- Born: John Fitzgerald Coates January 1970 (age 56)
- Education: Bristol University
- Occupation: Businessman
- Known for: Joint CEO of bet365 Chairman of Stoke City
- Parent: Peter Coates
- Relatives: Denise Coates (sister)

= John Coates (businessman) =

English businessman (born 1970)

John Fitzgerald Coates (born January 1970), is an English billionaire businessman and joint CEO of the online gambling company bet365 and Chairman of Stoke City.

==Early life==
John Fitzgerald Coates was born in January 1970, the son of Peter Coates, chairman of Stoke City F.C. and director of Bet365. He attended Bristol University, where he studied law.

==Business career==
Coates started his career as a lawyer. In 2001, after selling some of their father's betting shops to large bookmaker Coral, his sister convinced him to join her in launching bet365. John and his sister Denise Coates are co-CEOs of UK-based bet365, an online gambling company, of which he owns a quarter.

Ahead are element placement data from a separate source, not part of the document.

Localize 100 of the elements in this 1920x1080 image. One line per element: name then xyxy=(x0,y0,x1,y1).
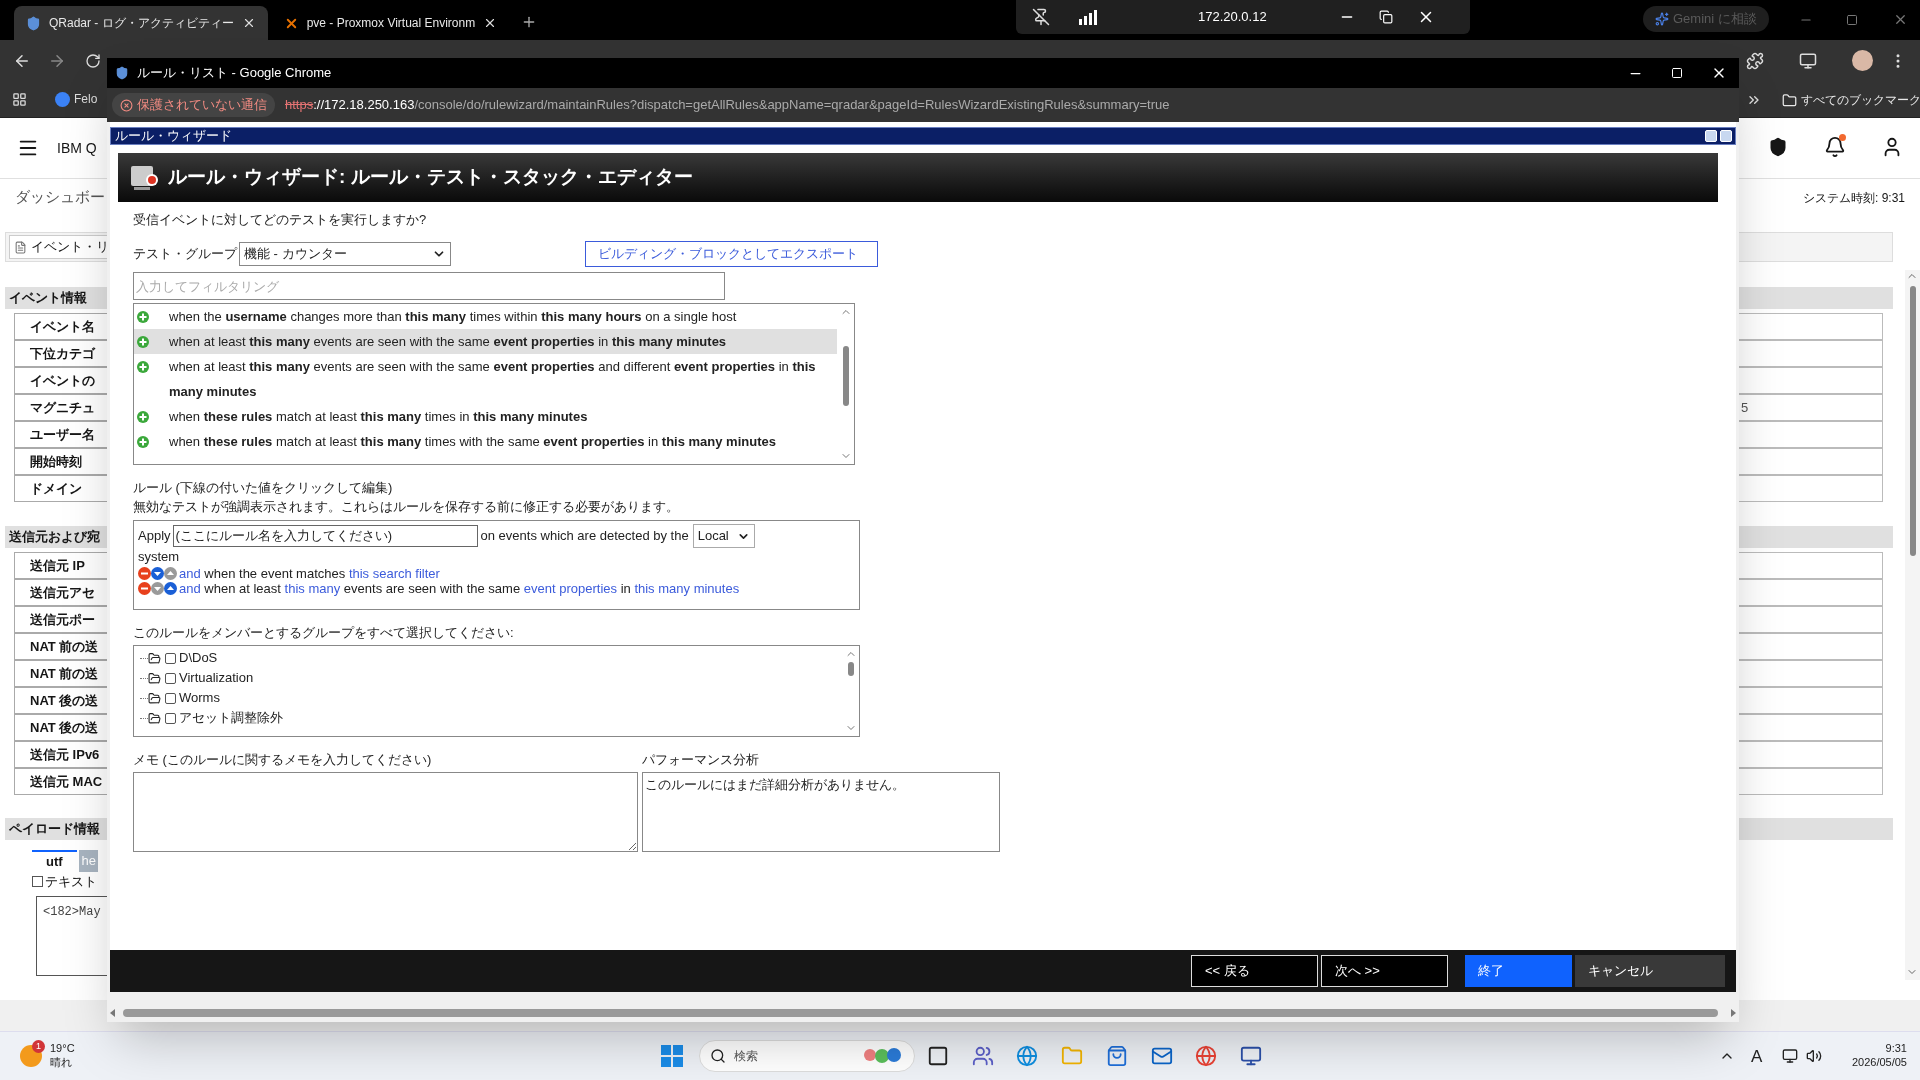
move-up-icon[interactable] xyxy=(164,567,177,580)
section-label: ルール (下線の付いた値をクリックして編集) xyxy=(133,479,394,497)
network-icon[interactable] xyxy=(1782,1048,1798,1064)
clause-link[interactable]: and xyxy=(179,565,201,581)
scrollbar-thumb[interactable] xyxy=(843,346,849,406)
address-bar[interactable]: https://172.18.250.163/console/do/rulewizard/maintainRules?dispatch=getAllRules&appName=qradar&pageId=RulesWizardExistingRules&summary=true xyxy=(285,95,1170,115)
extensions-icon[interactable] xyxy=(1746,52,1764,70)
mail-icon[interactable] xyxy=(1150,1045,1173,1067)
checkbox-label: テキスト xyxy=(45,873,97,891)
frame-title-bar: ルール・ウィザード xyxy=(110,127,1736,145)
back-icon[interactable] xyxy=(13,52,31,70)
scrollbar-thumb[interactable] xyxy=(848,662,854,676)
export-button[interactable]: ビルディング・ブロックとしてエクスポート xyxy=(585,241,878,267)
system-time: システム時刻: 9:31 xyxy=(1802,189,1905,207)
group-label: Virtualization xyxy=(179,669,254,688)
globe-icon[interactable] xyxy=(1016,1045,1039,1067)
nav-link[interactable]: ダッシュボー xyxy=(15,186,105,209)
folder-icon xyxy=(148,651,161,665)
add-icon xyxy=(137,336,149,348)
checkbox[interactable] xyxy=(165,672,176,684)
move-up-icon[interactable] xyxy=(164,582,177,595)
clock-time[interactable]: 9:31 xyxy=(1885,1041,1907,1055)
security-chip[interactable]: 保護されていない通信 xyxy=(112,93,275,117)
checkbox[interactable] xyxy=(32,876,43,888)
question-text: 受信イベントに対してどのテストを実行しますか? xyxy=(133,212,428,228)
test-item[interactable]: when these rules match at least this many times with the same event properties in this many minutes xyxy=(134,429,837,454)
square-icon[interactable] xyxy=(927,1045,949,1067)
add-icon xyxy=(137,361,149,373)
checkbox[interactable] xyxy=(165,712,176,724)
scope-select[interactable]: Local xyxy=(692,524,755,548)
weather-condition: 晴れ xyxy=(50,1055,73,1069)
memo-field[interactable] xyxy=(133,772,638,852)
move-down-icon[interactable] xyxy=(151,582,164,595)
folder-icon xyxy=(1782,92,1797,108)
all-bookmarks[interactable]: すべてのブックマーク xyxy=(1782,91,1920,109)
start-icon[interactable] xyxy=(661,1045,683,1067)
note-text: 無効なテストが強調表示されます。これらはルールを保存する前に修正する必要があります。 xyxy=(133,498,680,516)
wizard-button[interactable]: キャンセル xyxy=(1575,955,1725,987)
field-label: テスト・グループ xyxy=(133,245,237,264)
tab-title: QRadar - ログ・アクティビティー xyxy=(49,15,234,32)
search-icon xyxy=(710,1048,726,1064)
wizard-button[interactable]: 終了 xyxy=(1465,955,1572,987)
tab-title: pve - Proxmox Virtual Environm xyxy=(306,15,476,32)
field-label: パフォーマンス分析 xyxy=(642,752,760,768)
wizard-button[interactable]: 次へ >> xyxy=(1321,955,1448,987)
volume-icon[interactable] xyxy=(1806,1048,1822,1064)
clock-date[interactable]: 2026/05/05 xyxy=(1851,1055,1907,1069)
forward-icon[interactable] xyxy=(48,52,66,70)
section-label: このルールをメンバーとするグループをすべて選択してください: xyxy=(133,625,515,641)
search-field[interactable]: 検索 xyxy=(699,1040,915,1072)
shield-icon[interactable] xyxy=(1768,137,1788,157)
input-indicator[interactable]: A xyxy=(1751,1044,1763,1070)
monitor-icon[interactable] xyxy=(1239,1045,1262,1067)
test-group-select[interactable]: 機能 - カウンター xyxy=(239,242,451,266)
wizard-button[interactable]: << 戻る xyxy=(1191,955,1318,987)
folder-icon xyxy=(148,691,161,705)
profile-avatar[interactable] xyxy=(1852,50,1873,71)
reload-icon[interactable] xyxy=(85,53,101,69)
restore-icon[interactable] xyxy=(1705,130,1717,142)
document-icon xyxy=(14,240,27,254)
notification-icon[interactable] xyxy=(1824,136,1846,158)
checkbox[interactable] xyxy=(165,652,176,664)
rule-text: on events which are detected by the xyxy=(480,527,689,546)
weather-temp: 19°C xyxy=(50,1041,75,1055)
bookmark-icon xyxy=(55,91,70,107)
scrollbar-thumb[interactable] xyxy=(1910,286,1916,556)
test-item[interactable]: when these rules match at least this many times in this many minutes xyxy=(134,404,837,429)
rule-text: system xyxy=(138,548,181,566)
bookmark[interactable]: Felo xyxy=(55,90,98,108)
move-down-icon[interactable] xyxy=(151,567,164,580)
pin-off-icon[interactable] xyxy=(1032,8,1050,26)
shield-icon xyxy=(115,66,129,80)
remove-icon[interactable] xyxy=(138,567,151,580)
checkbox[interactable] xyxy=(165,692,176,704)
scroll-left-icon[interactable] xyxy=(110,1009,115,1017)
sparkle-icon xyxy=(1655,12,1669,26)
add-icon xyxy=(137,311,149,323)
add-icon xyxy=(137,436,149,448)
field-label: メモ (このルールに関するメモを入力してください) xyxy=(133,752,433,768)
clause-link[interactable]: and xyxy=(179,580,201,596)
add-icon xyxy=(137,411,149,423)
performance-box: このルールにはまだ詳細分析がありません。 xyxy=(642,772,1000,852)
restore-icon[interactable] xyxy=(1378,10,1393,24)
clause-link[interactable]: this many minutes xyxy=(634,580,740,596)
folder-icon xyxy=(148,671,161,685)
filter-field[interactable]: 入力してフィルタリング xyxy=(133,272,725,300)
bag-icon[interactable] xyxy=(1105,1045,1128,1067)
shield-icon xyxy=(26,15,41,31)
browser-tab[interactable]: QRadar - ログ・アクティビティー xyxy=(14,6,268,40)
people-icon[interactable] xyxy=(971,1045,994,1067)
clause-link[interactable]: this search filter xyxy=(348,565,440,581)
clause-link[interactable]: this many xyxy=(284,580,341,596)
test-item[interactable]: when at least this many events are seen with the same event properties in this many minutes xyxy=(134,329,837,354)
remove-icon[interactable] xyxy=(138,582,151,595)
scrollbar-thumb[interactable] xyxy=(123,1009,1718,1017)
scroll-right-icon[interactable] xyxy=(1731,1009,1736,1017)
clause-link[interactable]: event properties xyxy=(523,580,617,596)
folder-icon xyxy=(148,711,161,725)
apps-icon[interactable] xyxy=(12,92,27,107)
rule-name-field[interactable]: (ここにルール名を入力してください) xyxy=(172,525,478,547)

John helped Denise set up the Bet365 Foundation in August 2012 and it has donated £100 million to 20 UK charities to help support projects at home and abroad. Over a decade-long period, the foundation has managed to amass a fund of £730 million but handed out £78 million. As of 2024, the majority of the money given to the foundation, mostly by companies in the Bet365 group, has yet to be distributed.

==Stoke City==
In July 2015, Coates was appointed as vice-chairman at Stoke City, where his father is chairman. In September 2020, Coates was appointed as joint-chairman alongside his father. He became outright owner of Stoke City in August 2024 following a demerger with bet365.

==Personal life==
He is married, with two children, and lives in Stoke-on-Trent.